I was almost there, I could see them now, and I spotted the one I would target. Closer, and closer, my mind was long rid of the consequences and aimed directly at my victim. And then I was there and could not even think of stopping. I grabbed it's hindlimb for a brief second, knocking the 5 ton creature off of its balance in order to give me enough time to run back in the opposite direction.

"tag! you're it!" that's exactly what it felt like.

The long stretch of open green lead to nothing other than a small playground in the distance. My adrenaline had kicked in, pumping through my veins and making the flat ground feel like one of those bouncy-floors at the Discovery Zone. Each step launched me into the air, if only for a foot, to leap further and faster to some form of safety; my playground.

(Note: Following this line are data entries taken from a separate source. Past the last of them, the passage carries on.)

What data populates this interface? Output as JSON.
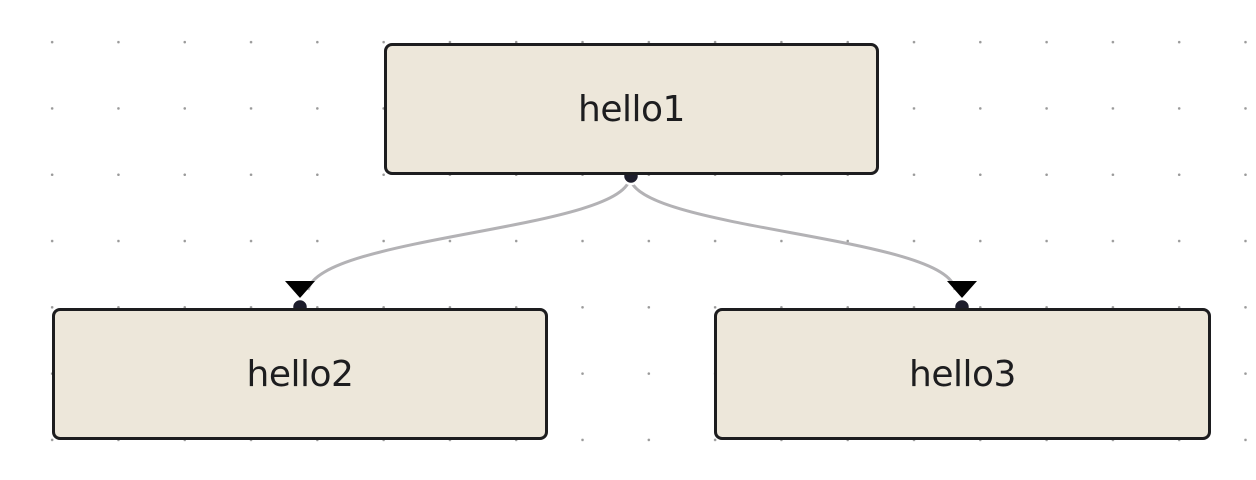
{
  "diagram": {
    "nodes": [
      {
        "id": "hello1",
        "label": "hello1"
      },
      {
        "id": "hello2",
        "label": "hello2"
      },
      {
        "id": "hello3",
        "label": "hello3"
      }
    ],
    "edges": [
      {
        "from": "hello1",
        "to": "hello2"
      },
      {
        "from": "hello1",
        "to": "hello3"
      }
    ],
    "colors": {
      "node_fill": "#ede7da",
      "node_border": "#1d1d1f",
      "edge": "#b3b2b5",
      "handle": "#1d1d2b",
      "grid_dot": "#9a9a9a"
    }
  }
}
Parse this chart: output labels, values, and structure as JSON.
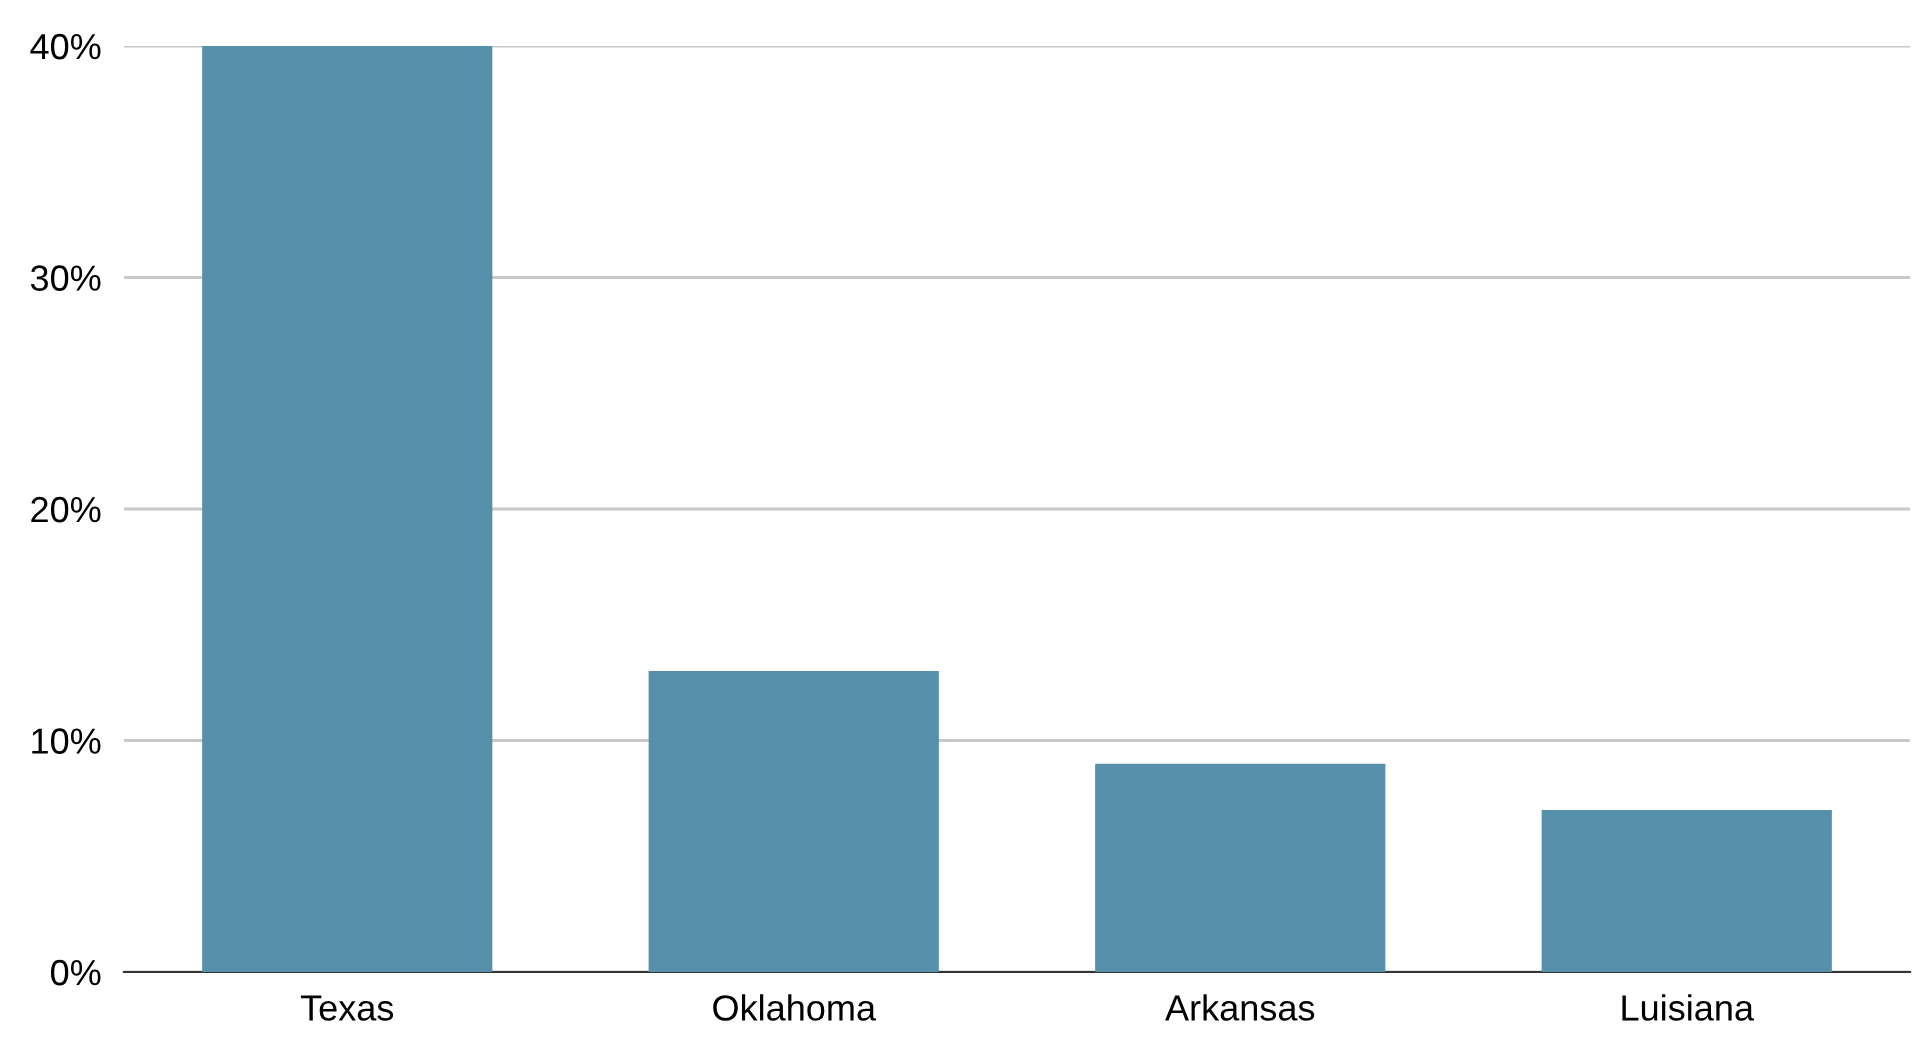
{
  "chart_data": {
    "type": "bar",
    "categories": [
      "Texas",
      "Oklahoma",
      "Arkansas",
      "Luisiana"
    ],
    "values": [
      40,
      13,
      9,
      7
    ],
    "color": "#5690aa",
    "ylim": [
      0,
      40
    ],
    "yticks": [
      {
        "value": 0,
        "label": "0%"
      },
      {
        "value": 10,
        "label": "10%"
      },
      {
        "value": 20,
        "label": "20%"
      },
      {
        "value": 30,
        "label": "30%"
      },
      {
        "value": 40,
        "label": "40%"
      }
    ],
    "grid": "y",
    "legend": false
  }
}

I was there, but the creature wasn't far behind me and I didn't have much time to think of my next move. I raced up the steps, my heart beating wildly as if it would explode inside of my chest, looking frantically for the highest part of the jungle gym. The top of that slide, that would be perfect. And so i laid my body over the top of the bright yellow slide holding my panting tongue, squeezing my shaking eyes shut, and using meditative practices learned in high school psychology class to try to slow down my heart rate. At this point it was beating so viciously that you could hear it boom boom/boom boom/boom boom, pounding through my chest and onto the hollow plastic beneath me.

And then I heard him, attempting to be just as slick and sly and quiet and sneaky as me. I heard him crushing the wood chips below with those monstrous feet, gasping heavily through his clenched jaw of razor sharp fangs, spewing saliva from the spaces between with each breath. My heart was much quieter now, but he could smell me. I scrunched up like an inch worm, hunching my back and writhing closer to the top of the slide... but he was a predator and he heard every move i made and with that he slammed his right claw up through the slide, piercing the plastic as if it were nothing stronger than a sheet of paper. MILLIMETERS from my stomach, i glared in horror at the eye of the beast through the hole, continuously realizing that I had no plan whatsoever. He knew where I was now so silence was no longer an issue. I scrambled, yelping and flailing limbs with each ceaseless stab through the plastic that held every intention of ending my life. I scrambled to my feet, acting solely on my own defensive instinct, realizing the slide would no longer do as a safe haven, if it even ever did. I looked up and there was higher point I could climb to, something I had not noticed earlier. But just as I clasped my sweaty palms around the two green metal bars in attempt to hoist myself up to safety, the tyrannosaurus rex stormed up the slide like the bully in the fourth grade. The traction of the slide and the bottoms of his feet were matched perfectly, not allowing for even a second of a head start on my behalf.

And I had nothing. I had no time to look for another place to run, I had no time to step backwards, I had no time to figure out a way to defend myself so I screamed "STOP!" and just as the dinosaur was about to charge at my throat and rip me to shreds, he followed my demands and stopped. His head tilted to the side, resembling a curious old golden retriever, waiting for my next request. "I don't want to do this anymore! I can't!" I screamed, assuming this dinosaur knew exactly what I was saying. Apparently he did, because he stuck out his tiny, silly looking arm as if to call it a truce and walk away. So I shook his hand, the both of us huffing and puffing from all the excitement, and there was a sense of calmness. I knew the chase was over. Then he galloped down the stairs of the playground and before i could squint hard enough to see him run off into the sunset, he was gone.

Some nights I dream about people, and loving them, and some nights I dream about relationships, and them falling apart. Some nights I dream about my childhood and friends i haven't talked to in 10 years. Other nights, I dream about games of tag with prehistoric creatures. Last night was one of those nights.